Ransom started to argue, but then gave up and reversed back to the road junction. They set off along the coast road below the cliffs. The huge motorcamps stretched ahead of them to the right, the backs of trailers jutting out over the empty sidewalk. On the left, where the cliffs had been cut back at intervals to provide small lay-bys, single families squatted under makeshift awnings, out of sight of sea and sky, gazing with drained eyes at the shack camps separating them from the beach.

Half a mile ahead they climbed a small rise, and could see the endless extent of the camps, reaching far into the haze beyond the cape ten miles away. Ransom stopped in a deserted filling station, peering down a narrow lane that ran into the trailer camp. Small children squatted with their mothers, watching the men stand and argue. The smoke of garbage fires drifted across the blank sky, and the air was touched by the sweet, acrid smells of unburied sewage.

A few dust-streaked cars cruised past in the opposite direction, faces pressed to the windows as their occupants searched for some foothold off the road.

Ransom pointed to the license plates. "Some of these people must have been driving along the coast for days." He opened the door. "There's probably little point in going on any further. I'll get out and have another look around."

He walked down the road, glancing between the lines of vehicles. People were lying about in the shade, or had walled in the narrow alleys with squares of canvas. Further in, a crowd of people surrounded a large chromium-sided trailer and began to rock it from side to side, drumming on the doors and windows with spades and pickax handles.

An old cigarette kiosk leaned against a concrete telegraph pole by the side of the road. Ransom managed to lift one foot on to the counter, then climbed up onto it. Far into the distance the silver roofs of the metal hangers along the shore glistened in the sunlight like some unattainable El Dorado. The sounds of pumping equipment drummed across to him, overlaid by the murmur and babble of the people in the camps.

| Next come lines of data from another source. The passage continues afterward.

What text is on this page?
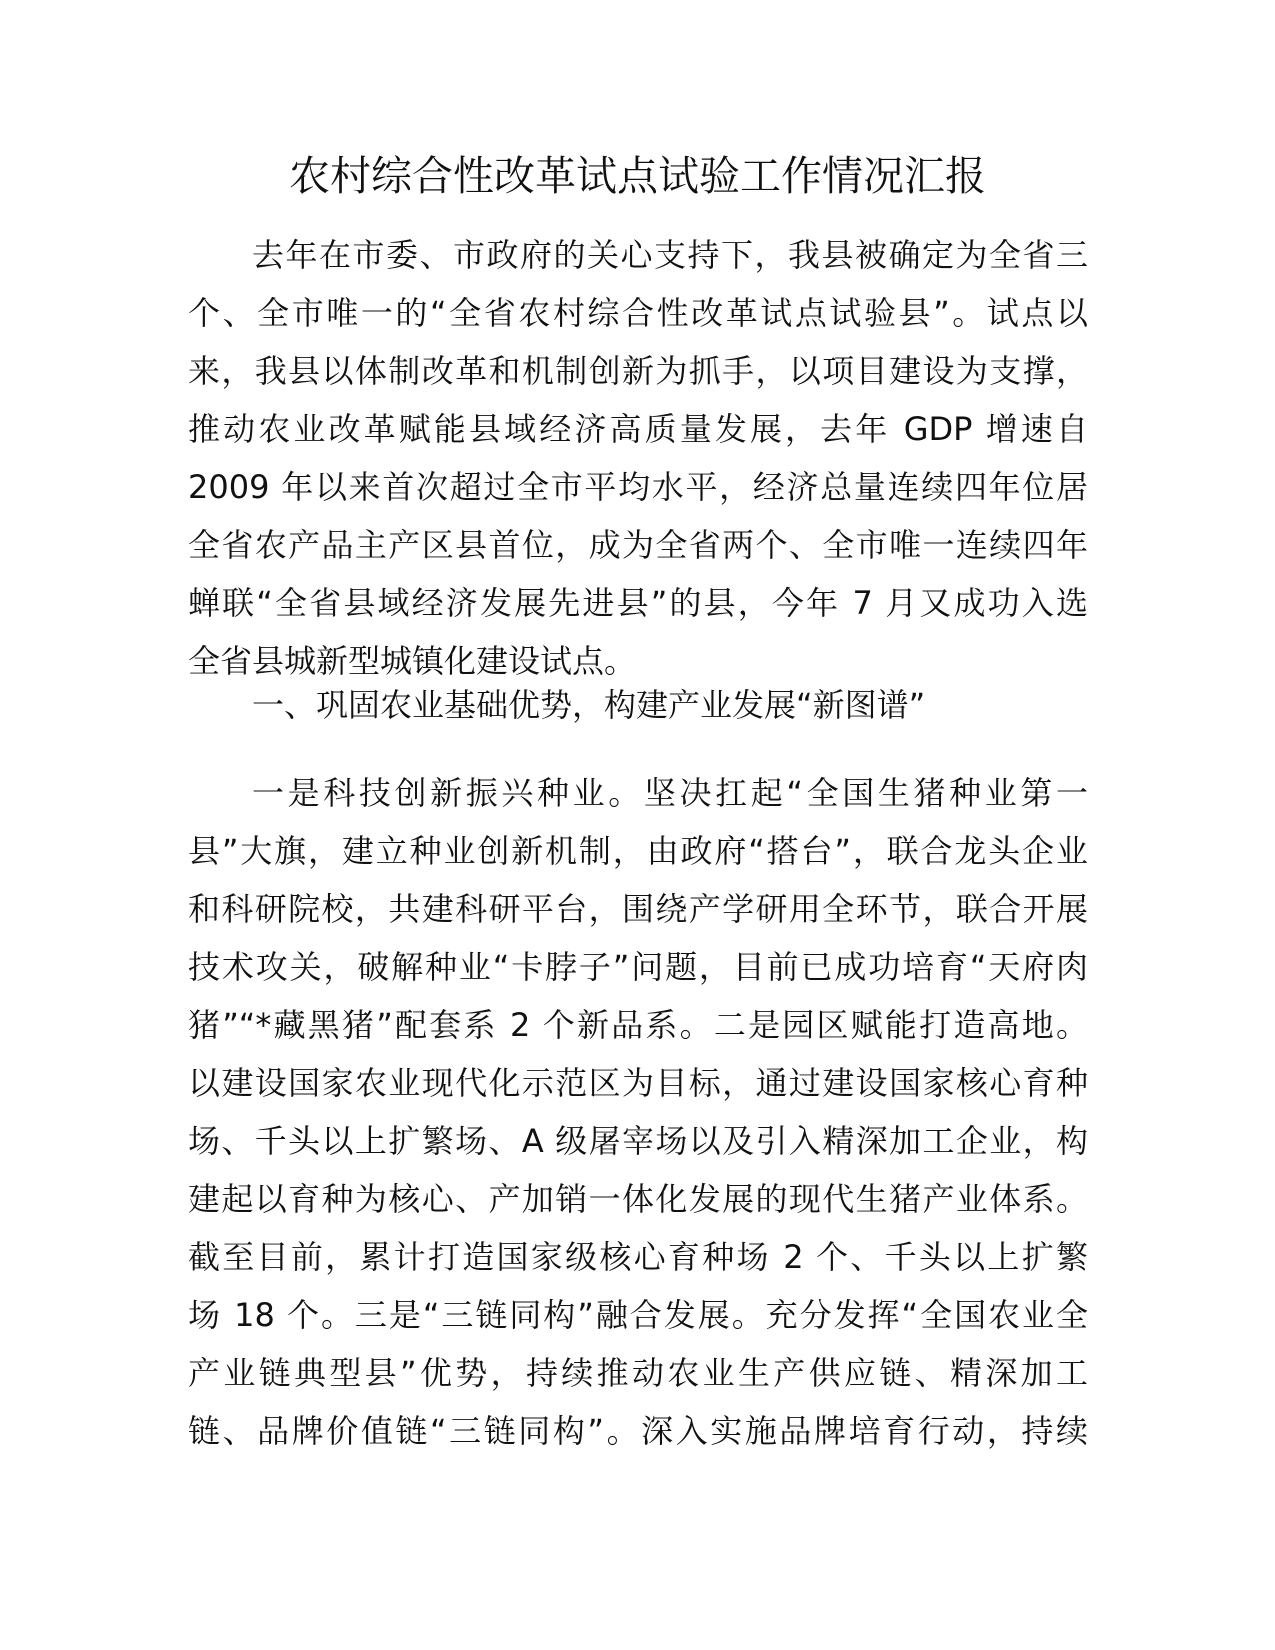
农村综合性改革试点试验工作情况汇报
去年在市委、市政府的关心支持下，我县被确定为全省三
个、全市唯一的“全省农村综合性改革试点试验县”。试点以
来，我县以体制改革和机制创新为抓手，以项目建设为支撑，
推动农业改革赋能县域经济高质量发展，去年 GDP 增速自
2009 年以来首次超过全市平均水平，经济总量连续四年位居
全省农产品主产区县首位，成为全省两个、全市唯一连续四年
蝉联“全省县域经济发展先进县”的县，今年 7 月又成功入选
全省县城新型城镇化建设试点。
一、巩固农业基础优势，构建产业发展“新图谱”
一是科技创新振兴种业。坚决扛起“全国生猪种业第一
县”大旗，建立种业创新机制，由政府“搭台”，联合龙头企业
和科研院校，共建科研平台，围绕产学研用全环节，联合开展
技术攻关，破解种业“卡脖子”问题，目前已成功培育“天府肉
猪”“*藏黑猪”配套系 2 个新品系。二是园区赋能打造高地。
以建设国家农业现代化示范区为目标，通过建设国家核心育种
场、千头以上扩繁场、A 级屠宰场以及引入精深加工企业，构
建起以育种为核心、产加销一体化发展的现代生猪产业体系。
截至目前，累计打造国家级核心育种场 2 个、千头以上扩繁
场 18 个。三是“三链同构”融合发展。充分发挥“全国农业全
产业链典型县”优势，持续推动农业生产供应链、精深加工
链、品牌价值链“三链同构”。深入实施品牌培育行动，持续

Below Ransom, in a small niche off the edge of the sidewalk, a middle-aged man in shirtsleeves was working a primus stove below the awning of his trailer, a miniature vehicle little larger than a sedan chair. Sitting inside the doorway was his wife, a sedate roundfaced woman in a floral dress. The primus flared in the heat, warming a metal teapot.

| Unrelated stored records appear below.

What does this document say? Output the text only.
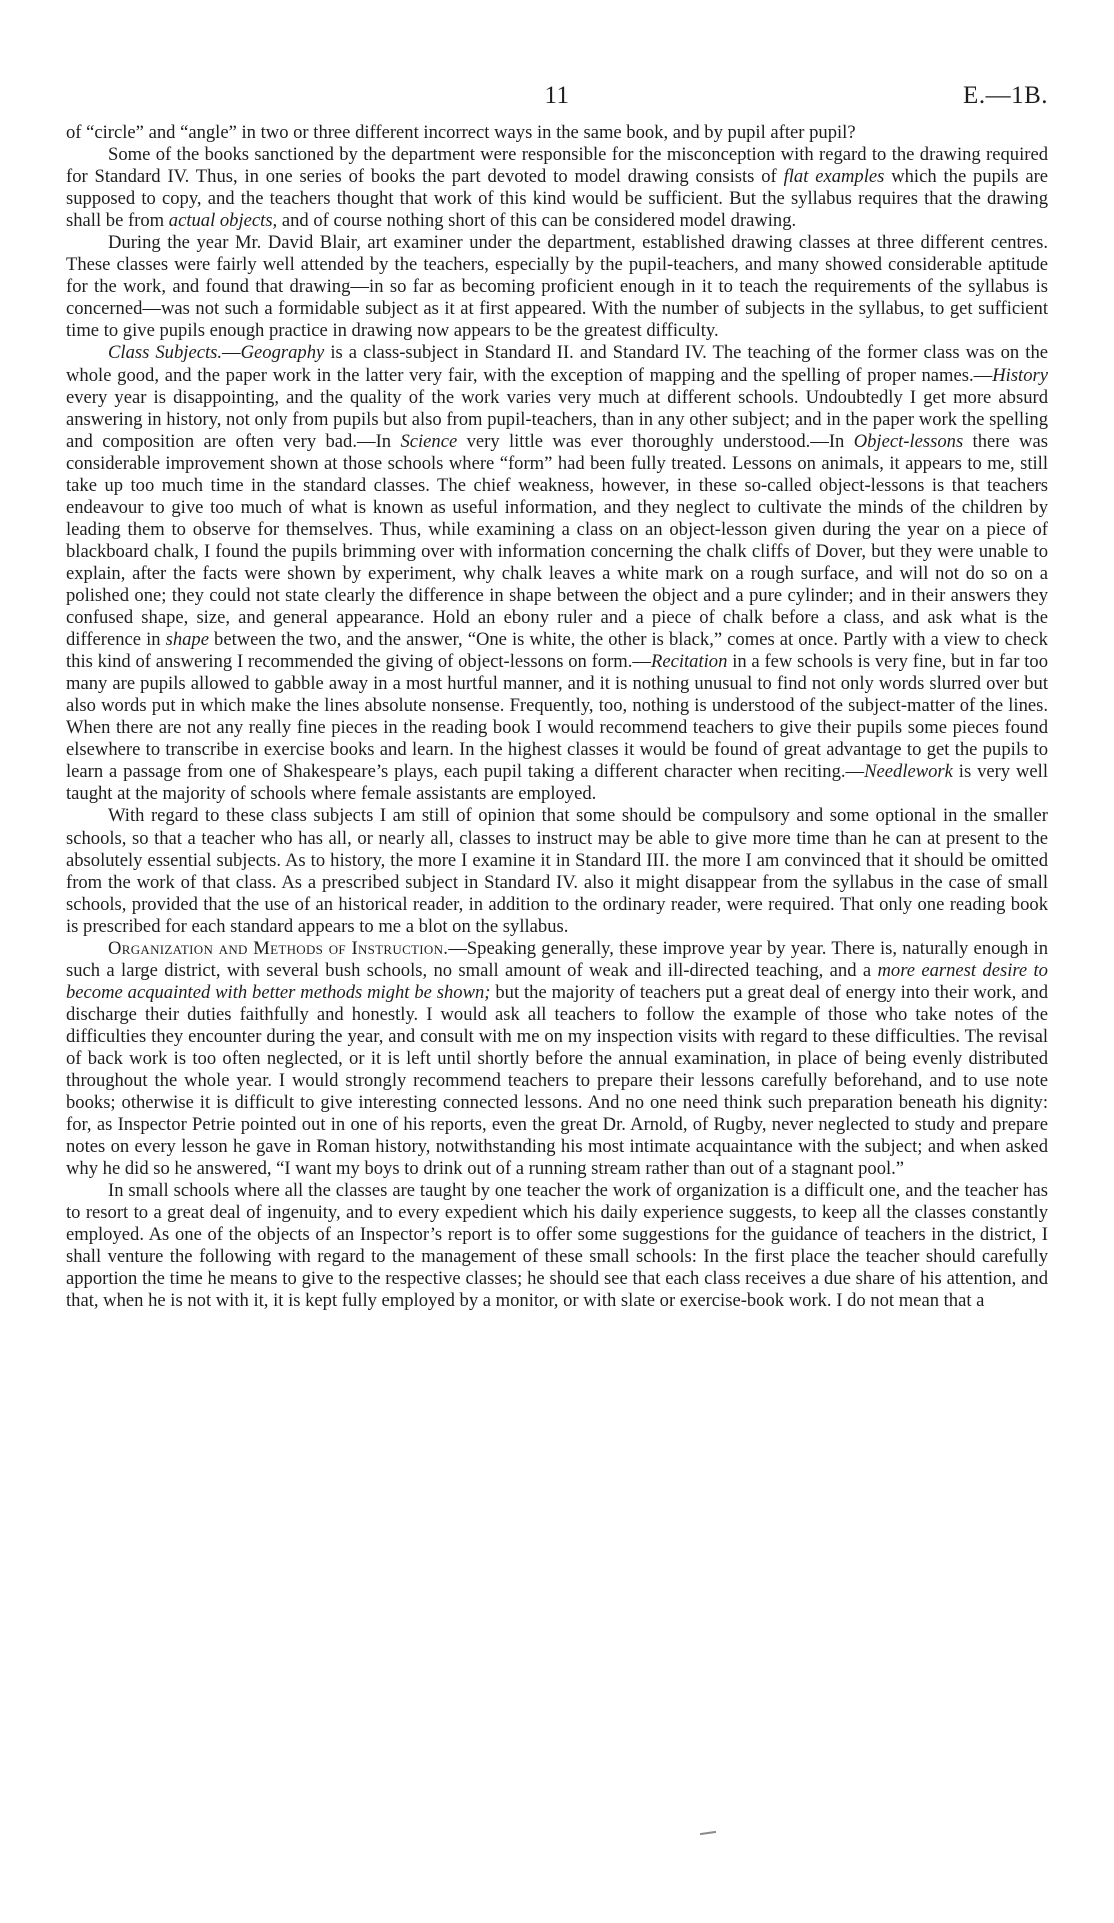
11	E.—1B.

of “circle” and “angle” in two or three different incorrect ways in the same book, and by pupil after pupil?

Some of the books sanctioned by the department were responsible for the misconception with regard to the drawing required for Standard IV. Thus, in one series of books the part devoted to model drawing consists of flat examples which the pupils are supposed to copy, and the teachers thought that work of this kind would be sufficient. But the syllabus requires that the drawing shall be from actual objects, and of course nothing short of this can be considered model drawing.

During the year Mr. David Blair, art examiner under the department, established drawing classes at three different centres. These classes were fairly well attended by the teachers, especially by the pupil-teachers, and many showed considerable aptitude for the work, and found that drawing—in so far as becoming proficient enough in it to teach the requirements of the syllabus is concerned—was not such a formidable subject as it at first appeared. With the number of subjects in the syllabus, to get sufficient time to give pupils enough practice in drawing now appears to be the greatest difficulty.

Class Subjects.—Geography is a class-subject in Standard II. and Standard IV. The teaching of the former class was on the whole good, and the paper work in the latter very fair, with the exception of mapping and the spelling of proper names.—History every year is disappointing, and the quality of the work varies very much at different schools. Undoubtedly I get more absurd answering in history, not only from pupils but also from pupil-teachers, than in any other subject; and in the paper work the spelling and composition are often very bad.—In Science very little was ever thoroughly understood.—In Object-lessons there was considerable improvement shown at those schools where “form” had been fully treated. Lessons on animals, it appears to me, still take up too much time in the standard classes. The chief weakness, however, in these so-called object-lessons is that teachers endeavour to give too much of what is known as useful information, and they neglect to cultivate the minds of the children by leading them to observe for themselves. Thus, while examining a class on an object-lesson given during the year on a piece of blackboard chalk, I found the pupils brimming over with information concerning the chalk cliffs of Dover, but they were unable to explain, after the facts were shown by experiment, why chalk leaves a white mark on a rough surface, and will not do so on a polished one; they could not state clearly the difference in shape between the object and a pure cylinder; and in their answers they confused shape, size, and general appearance. Hold an ebony ruler and a piece of chalk before a class, and ask what is the difference in shape between the two, and the answer, “One is white, the other is black,” comes at once. Partly with a view to check this kind of answering I recommended the giving of object-lessons on form.—Recitation in a few schools is very fine, but in far too many are pupils allowed to gabble away in a most hurtful manner, and it is nothing unusual to find not only words slurred over but also words put in which make the lines absolute nonsense. Frequently, too, nothing is understood of the subject-matter of the lines. When there are not any really fine pieces in the reading book I would recommend teachers to give their pupils some pieces found elsewhere to transcribe in exercise books and learn. In the highest classes it would be found of great advantage to get the pupils to learn a passage from one of Shakespeare’s plays, each pupil taking a different character when reciting.—Needlework is very well taught at the majority of schools where female assistants are employed.

With regard to these class subjects I am still of opinion that some should be compulsory and some optional in the smaller schools, so that a teacher who has all, or nearly all, classes to instruct may be able to give more time than he can at present to the absolutely essential subjects. As to history, the more I examine it in Standard III. the more I am convinced that it should be omitted from the work of that class. As a prescribed subject in Standard IV. also it might disappear from the syllabus in the case of small schools, provided that the use of an historical reader, in addition to the ordinary reader, were required. That only one reading book is prescribed for each standard appears to me a blot on the syllabus.

Organization and Methods of Instruction.—Speaking generally, these improve year by year. There is, naturally enough in such a large district, with several bush schools, no small amount of weak and ill-directed teaching, and a more earnest desire to become acquainted with better methods might be shown; but the majority of teachers put a great deal of energy into their work, and discharge their duties faithfully and honestly. I would ask all teachers to follow the example of those who take notes of the difficulties they encounter during the year, and consult with me on my inspection visits with regard to these difficulties. The revisal of back work is too often neglected, or it is left until shortly before the annual examination, in place of being evenly distributed throughout the whole year. I would strongly recommend teachers to prepare their lessons carefully beforehand, and to use note books; otherwise it is difficult to give interesting connected lessons. And no one need think such preparation beneath his dignity: for, as Inspector Petrie pointed out in one of his reports, even the great Dr. Arnold, of Rugby, never neglected to study and prepare notes on every lesson he gave in Roman history, notwithstanding his most intimate acquaintance with the subject; and when asked why he did so he answered, “I want my boys to drink out of a running stream rather than out of a stagnant pool.”

In small schools where all the classes are taught by one teacher the work of organization is a difficult one, and the teacher has to resort to a great deal of ingenuity, and to every expedient which his daily experience suggests, to keep all the classes constantly employed. As one of the objects of an Inspector’s report is to offer some suggestions for the guidance of teachers in the district, I shall venture the following with regard to the management of these small schools: In the first place the teacher should carefully apportion the time he means to give to the respective classes; he should see that each class receives a due share of his attention, and that, when he is not with it, it is kept fully employed by a monitor, or with slate or exercise-book work. I do not mean that a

Ransom climbed down and approached the man. He had the intelligent, sensitive eyes of a watchmaker. As Ransom came up, he quietly poured the tea into two cups on a tray.

"Herbert," his wife called warningly.

"It's all right, dear."

Ransom bent down beside him, nodding to the woman. "Do you mind if I talk to you?"

"Go ahead," the man said. "But I've no water to spare."

"That's all right. I've just arrived with some friends," Ransom said. "We intended to reach the beach, but it looks as if we're too late."

The man nodded thoughtfully. "You probably are," he agreed. "Still, I wouldn't worry, we're not much better off." He added: "We've been here two days."

"We were on the road three," his wife interjected. "Tell him about that, Herbert."

"He's been on the road too, dear."

"What chance is there of getting onto the shore?" Ransom asked. "We're going to need some water soon. Aren't there any police around?"